There is no dispute that the defendant was appointed the fiduciary of the estate of the decedent. However, the plaintiff never asserted any claim against the estate and never asserted any claim against the defendant in her fiduciary capacity. Therefore, the requirements of Connecticut General Statutes §§45a-399 and 45a-401, which apply only to claims against estates, are inapplicable here. Similarly, the defendant has mischaracterized the Probate Court's issuance of a Certificate of Devise as a "disallowance" of the plaintiff's claims against her individually.

Connecticut General Statutes § 45a-186 provides:

[a]ny person aggrieved by any order, denial or decree of a court of probate in any matter, unless otherwise specially provided by law, may appeal therefrom to the superior court for the judicial district in which such court of probate is held. . .

In order to be aggrieved by an order of the Probate Court, there must be a possibility that the Probate Court decision has adversely affected a legally protected interest of the appellant in the estate.

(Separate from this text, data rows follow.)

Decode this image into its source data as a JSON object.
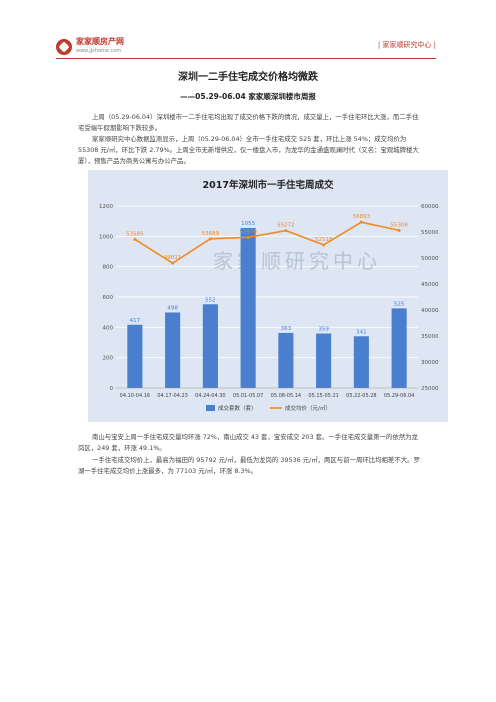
{
  "header": {
    "logo_text": "家家顺房产网",
    "logo_url": "www.jjshome.com",
    "right_text": "| 家家顺研究中心 |"
  },
  "title": "深圳一二手住宅成交价格均微跌",
  "subtitle": "——05.29-06.04 家家顺深圳楼市周报",
  "paragraphs": [
    "上周（05.29-06.04）深圳楼市一二手住宅均出现了成交价格下跌的情况，成交量上，一手住宅环比大涨，而二手住宅受端午假期影响下跌较多。",
    "家家顺研究中心数据监测显示，上周（05.29-06.04）全市一手住宅成交 525 套，环比上涨 54%；成交均价为 55308 元/㎡，环比下跌 2.79%。上周全市无新增供应，仅一楼盘入市，为龙华的金通盛观澜时代（又名：宝观城牌楼大厦），预售产品为商务公寓与办公产品。",
    "南山与宝安上周一手住宅成交量均环涨 72%，南山成交 43 套，宝安成交 203 套。一手住宅成交量第一的依然为龙岗区，249 套，环涨 49.1%。",
    "一手住宅成交均价上，最高为福田的 95792 元/㎡，最低为龙岗的 39536 元/㎡，两区与前一周环比均相差不大。罗湖一手住宅成交均价上涨最多，为 77103 元/㎡，环涨 8.3%。"
  ],
  "chart_data": {
    "type": "bar",
    "title": "2017年深圳市一手住宅周成交",
    "watermark": "家家顺研究中心",
    "categories": [
      "04.10-04.16",
      "04.17-04.23",
      "04.24-04.30",
      "05.01-05.07",
      "05.08-05.14",
      "05.15-05.21",
      "05.22-05.28",
      "05.29-06.04"
    ],
    "series": [
      {
        "name": "成交套数（套）",
        "type": "bar",
        "axis": "left",
        "values": [
          417,
          498,
          552,
          1055,
          363,
          359,
          341,
          525
        ],
        "color": "#4a7fd0"
      },
      {
        "name": "成交均价（元/㎡）",
        "type": "line",
        "axis": "right",
        "values": [
          53585,
          49011,
          53689,
          53970,
          55272,
          52518,
          56893,
          55308
        ],
        "color": "#f08a24"
      }
    ],
    "y_left": {
      "min": 0,
      "max": 1200,
      "ticks": [
        0,
        200,
        400,
        600,
        800,
        1000,
        1200
      ]
    },
    "y_right": {
      "min": 25000,
      "max": 60000,
      "ticks": [
        25000,
        30000,
        35000,
        40000,
        45000,
        50000,
        55000,
        60000
      ]
    },
    "legend": "bottom",
    "grid": true,
    "background": "#dde6f2"
  }
}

Erisoty's Appeal From Probate, 216 Conn. 514, 519,582 A.2d 760 (1990). In this case the state had no interest in the estate. Moreover, any interest the state had was not adversely affected by the Probate Court's approval of the defendant's inheritance of the Property. The state's claim against the defendant was advanced by the Probate Court's issuance of the Certificate of Devise.

Since there is no dispute that the defendant was the recipient of state assistance, or that the defendant inherited property valued at $80,000, the defendant is liable to repay the amount of aid, $34,970.61, to the state. For the foregoing reasons the Motion for Summary Judgment is granted.